There is of course a Sunni-lead insurgency going on at the same time in Iraq.
The point is that a simple COIN model applied to Iraq fails to describe what is actually happening. This is nothing like the Malayan Emergency (the classic COIN example) where you have a distinct group of insurgents trying to overthrow the established order. Iraq is far a more complicated and dangerous situation. In Baghdad you have at least two factions fighting it out for control of the capital in the post-US era which is bound to happen sooner rather than later.
War is actually a pretty good way to settle things. The Civil War in the States certainly put the slavery question to bed for good. Sometimes the best approach is just to let the two sides fight until either one side gains victory or until the two sides are exhausted and agree to compromise.

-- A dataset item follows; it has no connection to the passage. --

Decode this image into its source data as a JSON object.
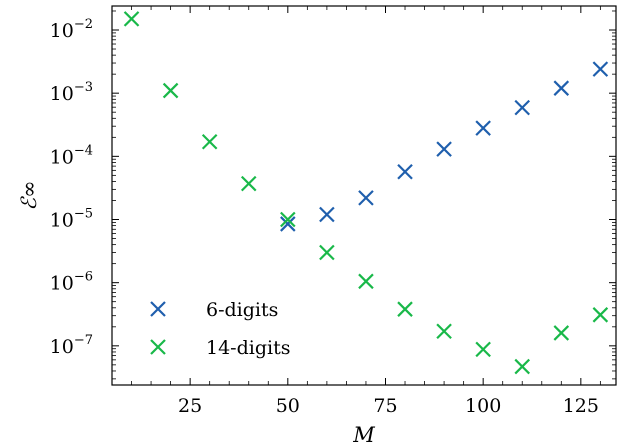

I agree with almost all of it and wrote a column about it last week.
A quibble, though: I'm tempted to agree with the "let 'em fight it out" point in the last paragraph--I suspect that's what Plan C will turn out to be--but we have to be aware of the probable consequences: a massacre of Sunnis by the dominant Shi'ites, and the possible armed intervention threatened by the Saudis.
As for the civil war putting the slavery issue to rest, I'd recommend that the reader try Redemption, an excellent book by Nicholas Lemann about the so-called "Reconstruction" period, when white Southern terrorists restored the anti-bellum racial balance of power through the use of violence.
As for Iraq, I know that the chances of success here are improbable, to say the least, but I'm hoping against hope that COIN tactics will calm things down, at least temporarily, and a regional diplomatic/security solution can be implemented. But, of course, that would require different Presidents of the United States and Iraq.